Convert UInt64 to Decimalype(38, 0) instead of DecimalType(20, 0) (Spark's default).

0.0.3 (2025-10-31)

Features

  • Added support for Clickhouse JDBC 0.9.2+.

    This allows using Array(T) for numeric T, like Int16, Int32, Int64, Float64.

    But Float32, Date, DateTime and Decimal are not supported, see issue.

  • Wrap with Nullable(T) Spark DataFrame columns with nullable = true.

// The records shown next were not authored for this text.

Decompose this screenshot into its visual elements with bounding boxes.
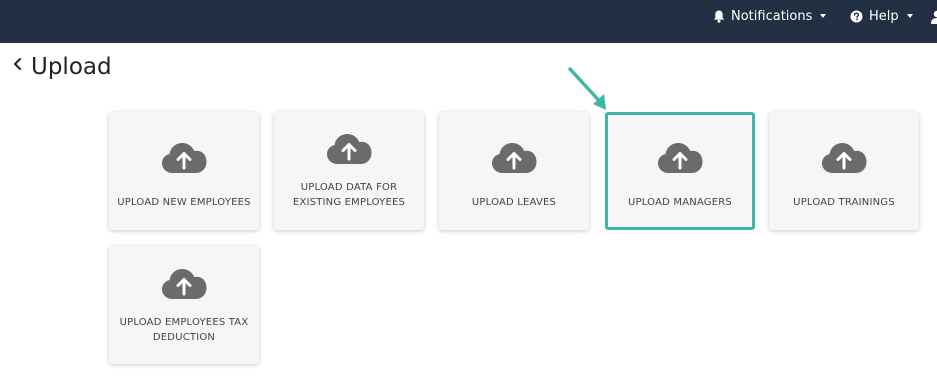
help-label: Help: [869, 8, 899, 24]
tile-label: UPLOAD DATA FOR EXISTING EMPLOYEES: [292, 182, 406, 208]
back-to-previous[interactable]: Upload: [12, 54, 112, 80]
page-title: Upload: [31, 54, 112, 80]
tile-label: UPLOAD TRAININGS: [793, 196, 895, 208]
help-menu[interactable]: Help: [850, 0, 913, 32]
tile-label: UPLOAD EMPLOYEES TAX DEDUCTION: [119, 317, 249, 343]
cloud-upload-icon: [492, 143, 537, 173]
question-circle-icon: [850, 10, 863, 22]
annotation-arrow: [568, 67, 606, 110]
upload-leaves-tile[interactable]: UPLOAD LEAVES: [439, 112, 589, 230]
bell-icon: [713, 10, 725, 23]
chevron-down-icon: [906, 14, 913, 18]
notifications-menu[interactable]: Notifications: [713, 0, 827, 32]
upload-new-employees-tile[interactable]: UPLOAD NEW EMPLOYEES: [109, 112, 259, 230]
tile-label: UPLOAD MANAGERS: [628, 196, 732, 208]
chevron-left-icon: [14, 58, 21, 70]
chevron-down-icon: [820, 14, 827, 18]
cloud-upload-icon: [327, 134, 372, 164]
upload-existing-employees-data-tile[interactable]: UPLOAD DATA FOR EXISTING EMPLOYEES: [274, 112, 424, 230]
cloud-upload-icon: [658, 143, 703, 173]
tile-label: UPLOAD NEW EMPLOYEES: [117, 196, 251, 208]
notifications-label: Notifications: [731, 8, 813, 24]
user-icon[interactable]: [930, 10, 937, 24]
cloud-upload-icon: [162, 269, 207, 299]
upload-trainings-tile[interactable]: UPLOAD TRAININGS: [769, 112, 919, 230]
cloud-upload-icon: [162, 143, 207, 173]
tile-label: UPLOAD LEAVES: [471, 196, 557, 208]
cloud-upload-icon: [822, 143, 867, 173]
top-navbar: Notifications Help: [0, 0, 937, 43]
upload-managers-tile[interactable]: UPLOAD MANAGERS: [605, 112, 755, 230]
upload-employees-tax-deduction-tile[interactable]: UPLOAD EMPLOYEES TAX DEDUCTION: [109, 246, 259, 364]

    Caveat - Spark DataFrames created from ORC and Parquet files have all columns with nullable = true. Using:

    df.write.format("jdbc").option("createTableOptions", "ENGINE = ReplacingMergeTree() ORDER BY (col1)")

    will fail if col1 is nullable. Workaround:

    import pyspark.sql.functions as F
    
    # make column non-nullable with coalesce
    # F.lit(...) should contain value compatible with `col1` type
    df = df.withColumn("a", F.coalesce("a", F.lit(0)))

0.0.2 (2024-10-02)

Features

  • Allow writing ArrayType(TimestampType()) Spark column as Clickhouse's Array(DateTime64(6)).
  • Allow writing ArrayType(ShortType()) Spark column as Clickhouse's Array(Int16).

0.0.1 (2024-10-01)

First release! 🎉

This version includes custom Clickhouse dialect for Apache Spark 3.5.x, with following features:

  • support for writing Spark's ArrayType to Clickhouse. Currently only few types are supported, like ArrayType(StringType), ArrayType(ByteType), ArrayType(LongType), ArrayType(FloatType). Unfortunately, reading Arrays from Clickhouse to Spark is not fully supported for now.
  • fixed issue when writing Spark's TimestampType lead to creating Clickhouse table with DateTime64(0) instead of DateTime64(6), resulting a precision loss (fractions of seconds were dropped).
  • fixed issue when writing Spark's BooleanType lead to creating Clickhouse table with UInt64 column instead of Bool.